Identifier and Metadata Standards in the Publishing Industry
Even before the age of the internet, the information community has collaborated across geographical boundaries in order to effectively and efficiently disseminate materials. Doing so necessitated collaboration and consensus in developing the standards required to smooth exchange of scholarship and research findings. As a result, most standards development organizations, such as NISO, have seen the value of welcoming in a range of seemingly disparate groups. As an example, NISO membership has grown more international in its scope, with 25% of NISO members now based outside the US, such as the British Library, the National Library of Finland, IOP Publishing, the ISSN International Centre, and the World Bank Group. For our more than 400 member organizations to achieve their respective goals and missions, there must be a certain commonality in approach. We’re not alone in this work, but there’s always more progress to be made.
Produced by the International Federation of Reproduction Rights Organisations (IFRRO) and the International Publishers Association (IPA), a new report illuminates some of the challenges encountered in the work. Identifier and Metadata Standards in the Publishing Industry opens with an explanation of its rationale—“to provide a high-level overview of the deployment of technical standards in the global publishing value and supply chains, with a particular emphasis on where the standards infrastructure may need development if it is to meet the needs of some or all participants in those chains.” There follows a short list of participants in that chain—the body of creators of visual and textual content, service providers, intermediaries, and consumers.
Given the funding bodies behind the work, it is understandable that author Mike Bide focuses on the European perspective in looking at a set of long-established, standardized mechanisms. There is the ISBN (International Standard Book Number), the ISNI (International Standard Name Identifier), the ISTC (International Standard Text Code), ONIX, and more. He concludes that members of the IFRRO and the IPA may be losing ground in a global marketplace.

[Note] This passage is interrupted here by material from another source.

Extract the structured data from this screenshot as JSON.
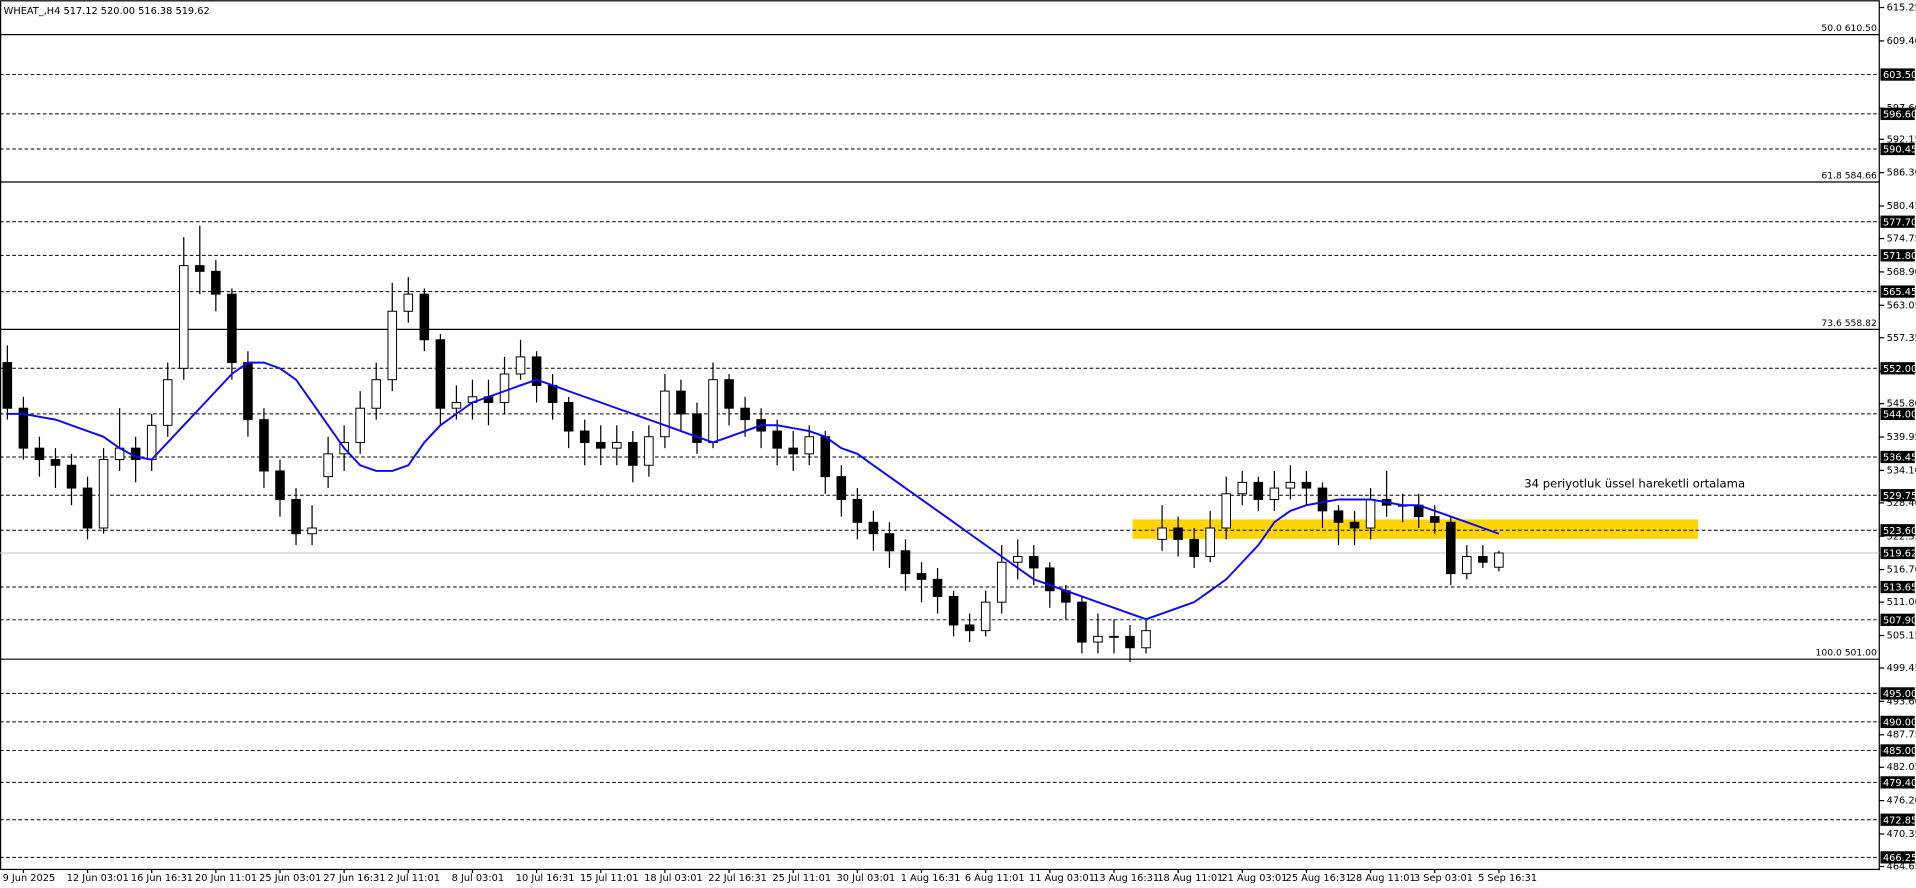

Emerging areas requiring their attention include but are not limited to:
- Standards deployment in academic publishing
- Application of new technologies in rights management and content identification
- Issues of cross-border search for out-of-commerce works
- Attention to the need for better infrastructure for underdeveloped areas around the globe
Bide concludes that European entities are minimizing their own effectiveness by being too deeply mired in building local rather than global solutions to emerging areas of concern. Standards processes are cumbersome and vary from country to country within the EU.
The report’s initial and strongest recommendation is that industry stakeholders become more involved with development activities, engaging with “the agencies responsible for standards management, such as ISBN-IA; to participate in standards development forums such as ISO TC46/SC9 and to maintain a watching brief on other areas of interest, such as the work of the TDM Community Interest Group and the Content Authenticity Initiative.” It’s worth noting that NISO serves as the Secretariat for this ISO Committee and Todd Carpenter, Executive Director of NISO, serves as its Committee Manager. As such, NISO is deeply involved with all of those groups, and Carpenter makes an important point in his monthly I/O column when he asks, “Whom among you can’t think of at least a handful of ways your role or your institution could be more efficient, or... improved through a community approach to solving the problem?” The need is for greater collaboration across borders. While some efforts referenced in the report have failed, there remain both a real need and a real opportunity for greater engagement.
Further, the report concludes that collaboration might also aid in education efforts of the community in understanding the applicability of international standards (such as problems associated with identifiers for images or rights management).
The final general recommendation reads, “For standards to be truly global they need to be inclusive, reaching all communities and also to be widely used and accessible in all parts of the world. We suggest that development projects such as training, capacity building and the development of technical tools are necessary, in both specific communities such as in support of the visually impaired and also in less developed parts of the world to ensure equity of access. We understand that development is part of the global mission of the commissioning parties, and recommend future collaboration in this area.”
Call to Action
The report’s final paragraphs issue a call—“If we have demonstrated anything in this report, we hope we have underlined how far the global publishing industry is from having developed and deployed the sort of infrastructure envisaged as necessary components of a global digital rights infrastructure. Much work has been done to define what a comprehensive solution might look like. Rather too little of it is in place. It is here that we stray into long-term strategic questions for all readers of this report that are clearly not within our remit. If there is to be ‘a global digital rights infrastructure,’ what part(s) could or should relevant organisations play in its development and governance?”
As one of those relevant organizations, NISO invites both European colleagues and those around the world to engage with us and further the good of all.